The abbey Church is pure and unadorned space, majestically simple, wherein liturgical prayer is the entire focus, as is evidenced by the sanctuary with the centrality of the tabernacle and the altar of sacrifice.  Nothing created impedes the lifting up the heart to God.  The other traditional spaces of the complex are likewise as simple and austere with elements of classic monastic architecture. 

On monastic prayer.

“Do not let anyone occupy your heart, but God alone.” - Saint Theophane of Tambov

“It is above all a question of faith, a firm adhesion, without any support, where great things are at stake. In order to remain attentive to the Lord who is present, there is a manner of doing things that one would hardly call a method, unless one retains the etymology of this word: a way or path, a set of reference points from which each person must forge his own experience according to his personal grace, guided by an elder.
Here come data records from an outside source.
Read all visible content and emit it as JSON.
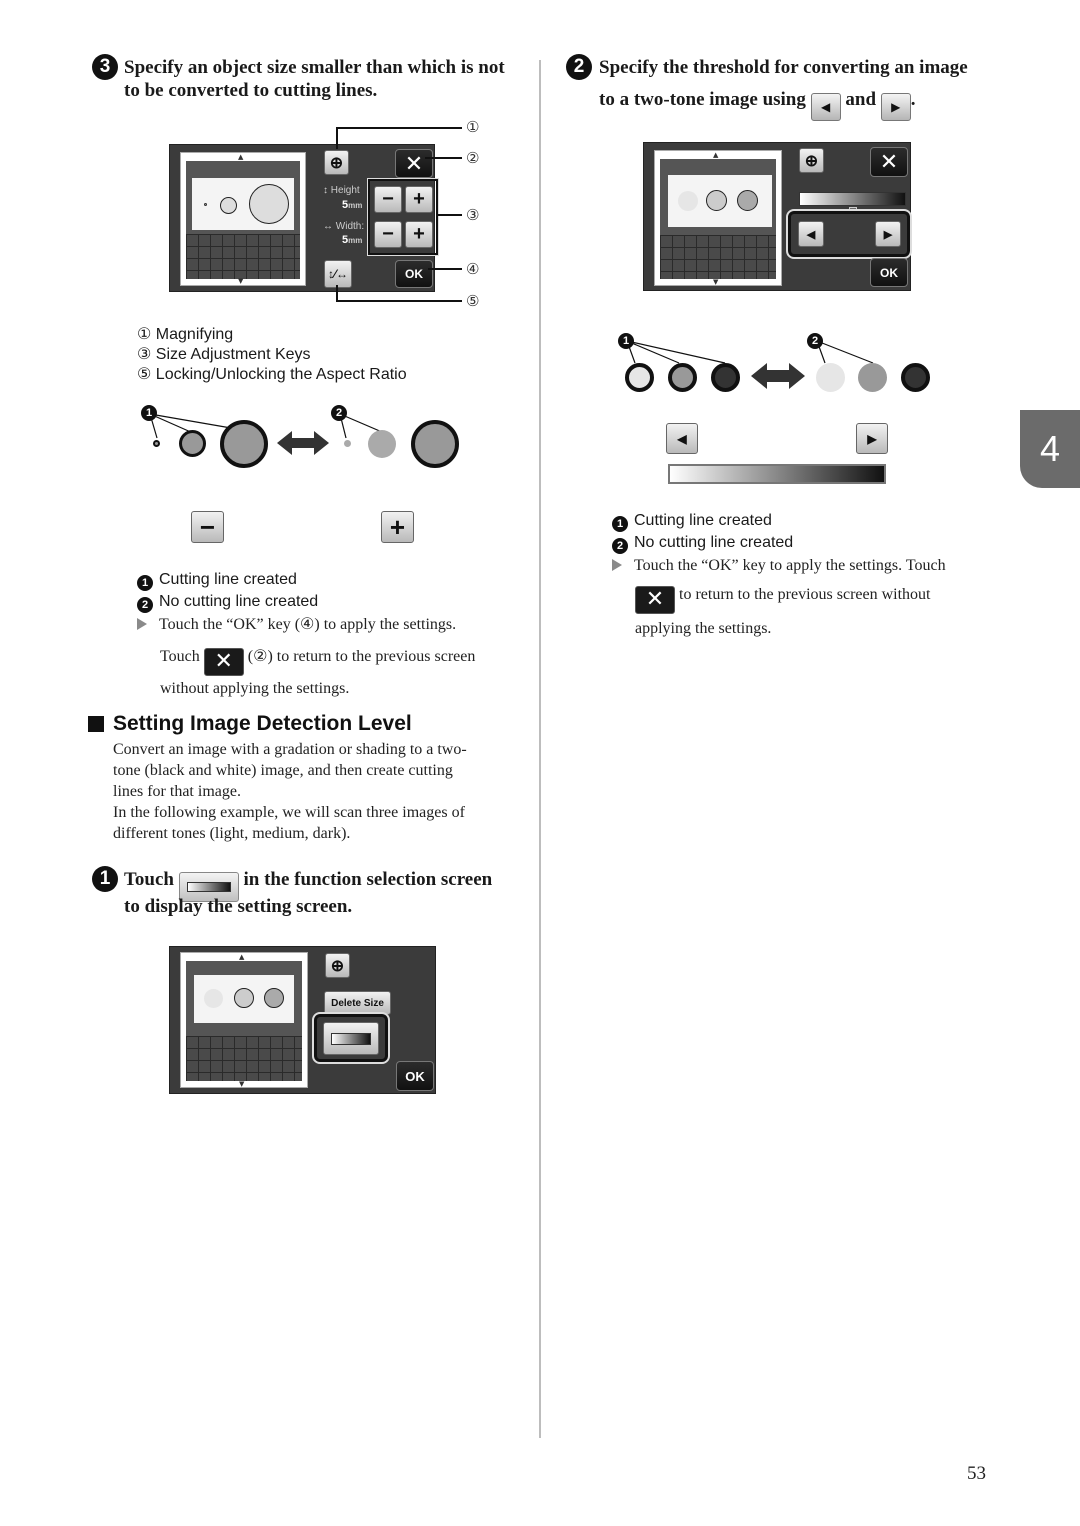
{
  "left_column": {
    "step3": {
      "number": "3",
      "line1": "Specify an object size smaller than which is not",
      "line2": "to be converted to cutting lines."
    },
    "screen1": {
      "height_label": "Height",
      "height_value": "5",
      "height_unit": "mm",
      "width_label": "Width:",
      "width_value": "5",
      "width_unit": "mm",
      "ok_label": "OK",
      "minus_symbol": "−",
      "plus_symbol": "+",
      "close_symbol": "✕",
      "callouts": [
        "①",
        "②",
        "③",
        "④",
        "⑤"
      ]
    },
    "legend_items": [
      {
        "num": "①",
        "label": "Magnifying"
      },
      {
        "num": "③",
        "label": "Size Adjustment Keys"
      },
      {
        "num": "⑤",
        "label": "Locking/Unlocking the Aspect Ratio"
      }
    ],
    "diagram1": {
      "marker1": "1",
      "marker2": "2",
      "minus_symbol": "−",
      "plus_symbol": "+"
    },
    "result_legend": {
      "item1": "Cutting line created",
      "item2": "No cutting line created",
      "item1_num": "1",
      "item2_num": "2"
    },
    "instructions": {
      "line1": "Touch the “OK” key (④) to apply the settings.",
      "line2_pre": "Touch",
      "line2_post": "(②) to return to the previous screen",
      "line3": "without applying the settings.",
      "close_symbol": "✕"
    },
    "section": {
      "title": "Setting Image Detection Level",
      "para1_l1": "Convert an image with a gradation or shading to a two-",
      "para1_l2": "tone (black and white) image, and then create cutting",
      "para1_l3": "lines for that image.",
      "para2_l1": "In the following example, we will scan three images of",
      "para2_l2": "different tones (light, medium, dark)."
    },
    "step1": {
      "number": "1",
      "pre": "Touch",
      "post": "in the function selection screen",
      "line2": "to display the setting screen."
    },
    "screen3": {
      "delete_size_label": "Delete Size",
      "ok_label": "OK"
    }
  },
  "right_column": {
    "step2": {
      "number": "2",
      "line1": "Specify the threshold for converting an image",
      "line2_pre": "to a two-tone image using",
      "line2_and": "and",
      "line2_end": ".",
      "left_arrow": "◀",
      "right_arrow": "▶"
    },
    "screen2": {
      "ok_label": "OK",
      "close_symbol": "✕",
      "left_arrow": "◀",
      "right_arrow": "▶"
    },
    "diagram2": {
      "marker1": "1",
      "marker2": "2",
      "left_arrow": "◀",
      "right_arrow": "▶"
    },
    "result_legend": {
      "item1": "Cutting line created",
      "item2": "No cutting line created",
      "item1_num": "1",
      "item2_num": "2"
    },
    "instructions": {
      "line1": "Touch the “OK” key to apply the settings. Touch",
      "line2": "to return to the previous screen without",
      "line3": "applying the settings.",
      "close_symbol": "✕"
    }
  },
  "chapter_tab": "4",
  "page_number": "53"
}
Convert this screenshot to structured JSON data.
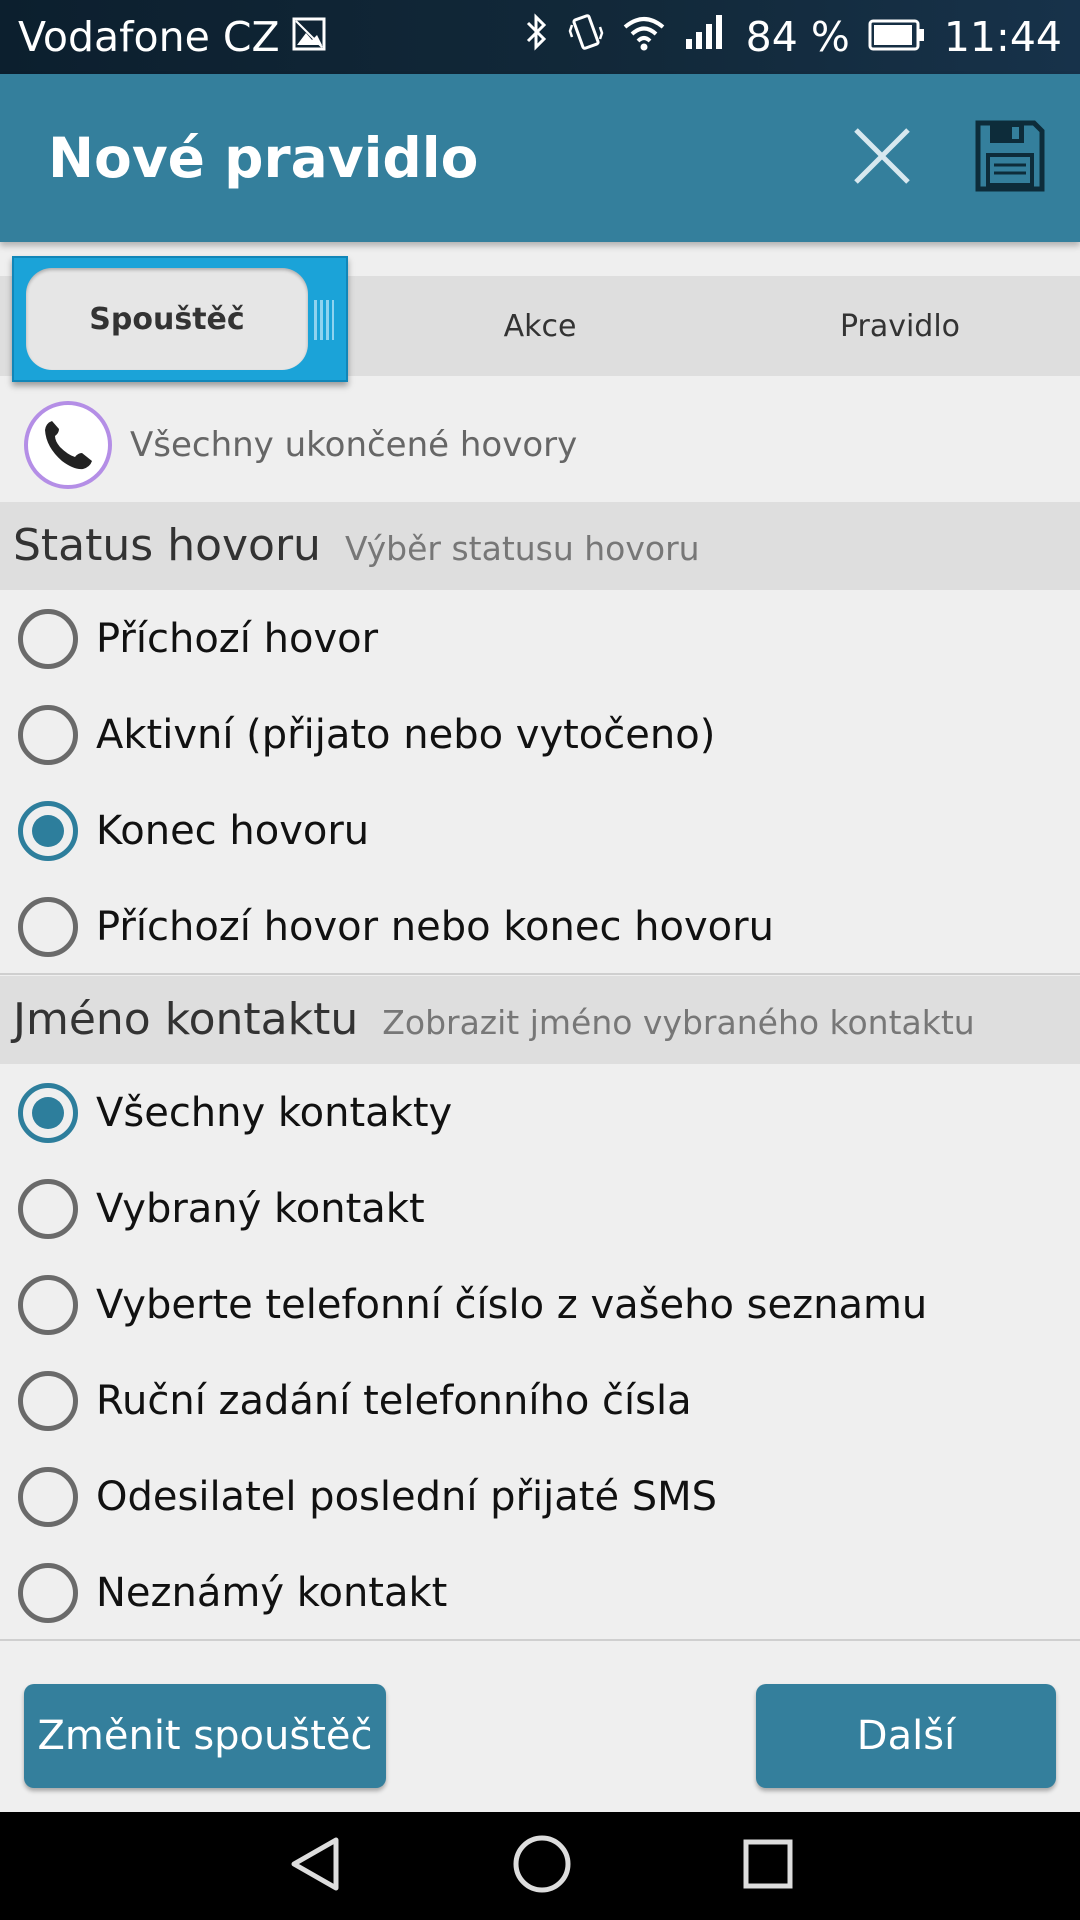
{
  "status_bar": {
    "carrier": "Vodafone CZ",
    "battery": "84 %",
    "time": "11:44",
    "icons": [
      "image-icon",
      "bluetooth-icon",
      "vibrate-icon",
      "wifi-icon",
      "signal-icon",
      "battery-icon"
    ]
  },
  "app_bar": {
    "title": "Nové pravidlo",
    "close_icon": "close-icon",
    "save_icon": "save-icon",
    "background": "#347f9c"
  },
  "tabs": [
    {
      "label": "Spouštěč",
      "active": true
    },
    {
      "label": "Akce",
      "active": false
    },
    {
      "label": "Pravidlo",
      "active": false
    }
  ],
  "trigger": {
    "icon": "phone-icon",
    "label": "Všechny ukončené hovory"
  },
  "call_status": {
    "heading": "Status hovoru",
    "subheading": "Výběr statusu hovoru",
    "options": [
      {
        "label": "Příchozí hovor",
        "selected": false
      },
      {
        "label": "Aktivní (přijato nebo vytočeno)",
        "selected": false
      },
      {
        "label": "Konec hovoru",
        "selected": true
      },
      {
        "label": "Příchozí hovor nebo konec hovoru",
        "selected": false
      }
    ]
  },
  "contact_name": {
    "heading": "Jméno kontaktu",
    "subheading": "Zobrazit jméno vybraného kontaktu",
    "options": [
      {
        "label": "Všechny kontakty",
        "selected": true
      },
      {
        "label": "Vybraný kontakt",
        "selected": false
      },
      {
        "label": "Vyberte telefonní číslo z vašeho seznamu",
        "selected": false
      },
      {
        "label": "Ruční zadání telefonního čísla",
        "selected": false
      },
      {
        "label": "Odesilatel poslední přijaté SMS",
        "selected": false
      },
      {
        "label": "Neznámý kontakt",
        "selected": false
      }
    ]
  },
  "buttons": {
    "change_trigger": "Změnit spouštěč",
    "next": "Další"
  },
  "nav_bar": {
    "icons": [
      "back-icon",
      "home-icon",
      "recents-icon"
    ]
  }
}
Each person, in effect, can turn himself to God, even without knowing it. But the practice of prayer – attentive personal and quiet presence before the Holy Sacrament – orients our life. We learn to remain in an attitude of prayer for a long time, occupied simply by a vocal prayer, invocations or a reading. We have grasped the fact that the desire to turn ourselves towards God, even when this is mixed with other desires, can happen with the help of divine grace.

And let us not distinguish between prayer from God and prayer from the man: there is only one side, everything comes from God, and yet the man really prays… Prayer in fact is a volontary commitment, consented in the action of the Christ Savior. If only we would care to lift the veil which blocks our vision, so overaccustomed to these realities, we would understand how much prayer is serious and simple in its accomplishment but ambitious in its result.

Outside of God, of the Faith, monks have no meaning and serve no useful end. the monk, himself, knows – since he shares the faith of the Church – that his vocation is mysteriously useful, mysteriously efficient for his brothers and sisters of mankind: he knows that it his participation, imperfect and unfaithful, in the life, the Passion and the sorrowful and solitary death of Our Lord Jesus Christ, who in this way saved humanity.

It is also for this reason that the monk prays. Burying his prayer in the prayer of Jesus, he prays for all men, living and dead, believers and non-believers, those dear to him and those he knows not. Not so that, from bad they might become good… but so that all may have access to goodness and truth. This is the prayer of substitution or of intercession. - Novy Dvur website

Reading these thoughts on monastic prayer may help one understand the austerity of the architecture at Novy Dvur.